Customer Lifetime Value
Remember up above when we were talking about retention rate? Yeah, in e-commerce this equation helps us also understand a customer’s lifetime value to us. While, SaaS companies and subscription companies generally take this the most to heart, general e-commerce websites can also calculate for this.
For this example let’s take use a hypothetical example of a clothing company. They’ve discovered that their cost per acquisition is $200 per acquisition. The average person purchases $100 worth of clothing when they purchase. This would look like an out of balance business model. However, they find that the average customer returns 75% of the time year-over to purchase new clothes.
There are some complex ways to calculate a customer’s lifetime value but I’m going to make it as simple as possible.
CLV = Avg Order Value * (Retention rate * Avg # of Years a customer stays)
So in this case the CLV looks like this
CLV = $100 * (.75*5)
CLV = $375
Now that $200 investment per customer is actually profitable. Could it be more profitable? Sure, but that means that you’ll need to do more work to ensure that people either stay longer with your brand, or return at higher rates.
Not all who have Googled are searching. You can quote me on that. We all know that word of mouth is quite literally the best form of marketing. If you’ve gotten someone to become a brand advocate, it’s the ultimate win for any business. But how do you know who came from a search because they were searching for your product, or who came because someone told them to look for you?

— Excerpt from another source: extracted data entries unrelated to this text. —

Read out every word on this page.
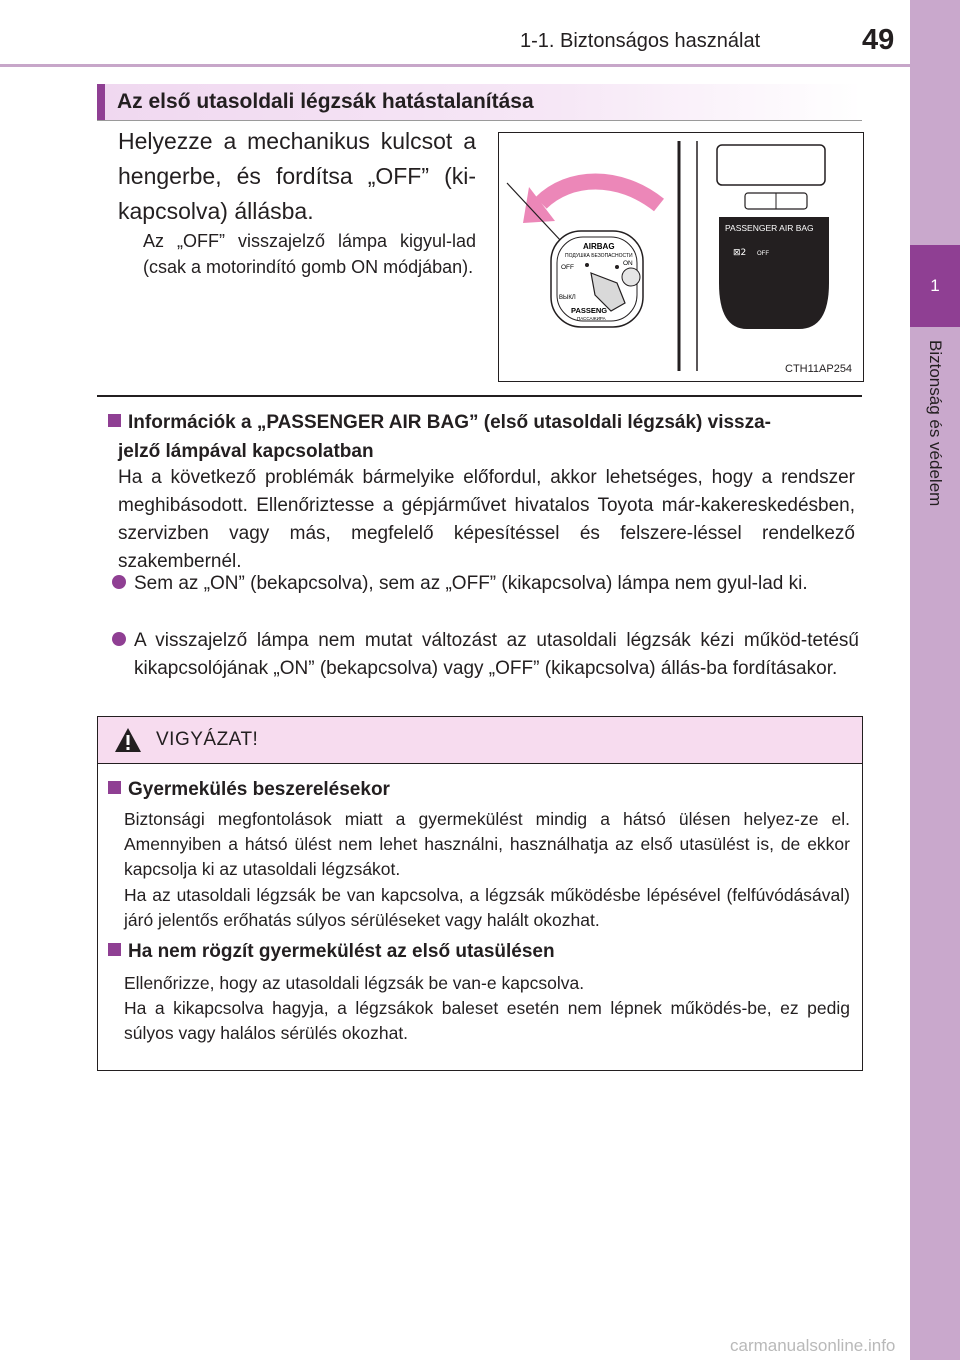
1-1. Biztonságos használat	49
1
Biztonság és védelem
Az első utasoldali légzsák hatástalanítása
Helyezze a mechanikus kulcsot a hengerbe, és fordítsa „OFF” (ki-kapcsolva) állásba.
Az „OFF” visszajelző lámpa kigyul-lad (csak a motorindító gomb ON módjában).
AIRBAG
ПОДУШКА БЕЗОПАСНОСТИ
OFF
ON
ВЫКЛ
PASSENG
ПАССАЖИРА
PASSENGER AIR BAG
⊠2 OFF
CTH11AP254
Információk a „PASSENGER AIR BAG” (első utasoldali légzsák) vissza-
jelző lámpával kapcsolatban
Ha a következő problémák bármelyike előfordul, akkor lehetséges, hogy a rendszer meghibásodott. Ellenőriztesse a gépjárművet hivatalos Toyota már-kakereskedésben, szervizben vagy más, megfelelő képesítéssel és felszere-léssel rendelkező szakembernél.
Sem az „ON” (bekapcsolva), sem az „OFF” (kikapcsolva) lámpa nem gyul-lad ki.
A visszajelző lámpa nem mutat változást az utasoldali légzsák kézi működ-tetésű kikapcsolójának „ON” (bekapcsolva) vagy „OFF” (kikapcsolva) állás-ba fordításakor.
VIGYÁZAT!
Gyermekülés beszerelésekor
Biztonsági megfontolások miatt a gyermekülést mindig a hátsó ülésen helyez-ze el. Amennyiben a hátsó ülést nem lehet használni, használhatja az első utasülést is, de ekkor kapcsolja ki az utasoldali légzsákot.
Ha az utasoldali légzsák be van kapcsolva, a légzsák működésbe lépésével (felfúvódásával) járó jelentős erőhatás súlyos sérüléseket vagy halált okozhat.
Ha nem rögzít gyermekülést az első utasülésen
Ellenőrizze, hogy az utasoldali légzsák be van-e kapcsolva.
Ha a kikapcsolva hagyja, a légzsákok baleset esetén nem lépnek működés-be, ez pedig súlyos vagy halálos sérülés okozhat.
carmanualsonline.info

It’s actually pretty easy, just ask; and when that doesn’t work, incentivize. Asking where someone how they found you in your contact forms will help your e-commerce business know a little more information on them and what campaigns are working. Of course, if they tell you who referred you, offering that person a discount or a gift card goes a long way to keeping that momentum rolling.
But the point is, knowing what percentage of your customers are referring business to you can help you understand how well you’re doing as a business in keeping customers loyal. It can also be an entire new campaign to invest in. One that may yield better results than many other paid media channels.
Knowing your sales isn’t the end of the story for e-commerce businesses. This is especially true when you’re just getting started. Your cost per acquisition could be astronomical. But as you grow in your lifetime values for your clients, they share your story and your products, those costs will diminish.
But if you’re trying to prove the value of an e-commerce website, those first sales aren’t going to do it. You need these metrics to help you understand the long-term benefit of the business you’re running. Hopefully these 5 e-commerce metrics will help you understand that and improve your business in the long run.